L’information précontractuelle : un enjeu essentiel
Mettre en place un réseau de franchise permet pour le franchiseur d’organiser la réitération de son succès commercial en ayant recours à des professionnels indépendants, les franchisés, qui prennent les risques financiers attachés au développement de leur activité.
Dans ce contexte, trouver et convaincre les futurs franchisés d’intégrer son réseau sans se mettre en risque juridique n’est pas chose aisée pour le franchiseur. A l’inverse, investir dans une franchise n’est pas une décision facile pour le franchisé étant donné les investissements et engagements que cela supposent et celui-ci doit s’attendre à être parfaitement éclairé.
C’est la raison pour laquelle, la période précontractuelle est essentielle. Relativement longue, elle requiert une attitude rigoureuse, notamment pour le franchiseur au titre de la transmission des informations précontractuelles obligatoires et/ou déterminantes à la conclusion du contrat.
Les fondements juridiques applicables
Préalablement à la conclusion d’un contrat de franchise, la loi impose au franchiseur de transmettre au candidat à la franchise un certain nombre d’informations spécifiques afin de lui permettre de s’engager en connaissance de cause[1]. Cette obligation donne lieu en pratique à la fourniture par le franchiseur d’un document s’intitulant « document d’information contractuelle » (ci-après le « DIP »).

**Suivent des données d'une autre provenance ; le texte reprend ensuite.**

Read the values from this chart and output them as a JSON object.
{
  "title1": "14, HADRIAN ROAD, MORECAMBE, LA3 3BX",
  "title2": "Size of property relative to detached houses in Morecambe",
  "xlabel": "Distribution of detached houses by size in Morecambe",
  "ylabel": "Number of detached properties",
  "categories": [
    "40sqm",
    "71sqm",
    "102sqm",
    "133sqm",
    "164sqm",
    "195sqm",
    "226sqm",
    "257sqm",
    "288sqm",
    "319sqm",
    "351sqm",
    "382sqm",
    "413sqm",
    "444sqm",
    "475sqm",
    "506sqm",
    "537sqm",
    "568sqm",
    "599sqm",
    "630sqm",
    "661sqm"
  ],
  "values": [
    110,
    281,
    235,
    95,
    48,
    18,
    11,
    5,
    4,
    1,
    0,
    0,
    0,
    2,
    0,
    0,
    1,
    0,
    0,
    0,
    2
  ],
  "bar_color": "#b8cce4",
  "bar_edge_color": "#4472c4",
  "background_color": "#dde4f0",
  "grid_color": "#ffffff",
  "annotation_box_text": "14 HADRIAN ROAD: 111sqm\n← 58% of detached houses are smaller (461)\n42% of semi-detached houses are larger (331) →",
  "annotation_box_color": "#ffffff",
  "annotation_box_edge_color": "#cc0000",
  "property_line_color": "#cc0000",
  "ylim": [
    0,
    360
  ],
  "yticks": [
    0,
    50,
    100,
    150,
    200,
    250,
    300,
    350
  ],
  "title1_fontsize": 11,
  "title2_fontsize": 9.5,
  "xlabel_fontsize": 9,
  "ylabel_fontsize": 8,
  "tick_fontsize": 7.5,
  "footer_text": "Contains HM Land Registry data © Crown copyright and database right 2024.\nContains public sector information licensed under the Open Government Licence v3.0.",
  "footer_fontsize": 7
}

Outre la remise du DIP, il incombe au franchiseur, à l’instar du candidat à la franchise, une obligation générale d’information qui oblige à révéler toute information dont l’importance est déterminante au consentement[2].
La forme et le contenu du document d’information précontractuelle
L’article L. 330-3 du code de commerce met à la charge du franchiseur de fournir un document, ce qui suppose qu’il remette un écrit au franchisé. Les informations devant être communiquées au candidat à la franchise dans cet écrit sont précisément listées à l’article R 330-1 du Code de commerce auquel le lecteur est invité à se reporter.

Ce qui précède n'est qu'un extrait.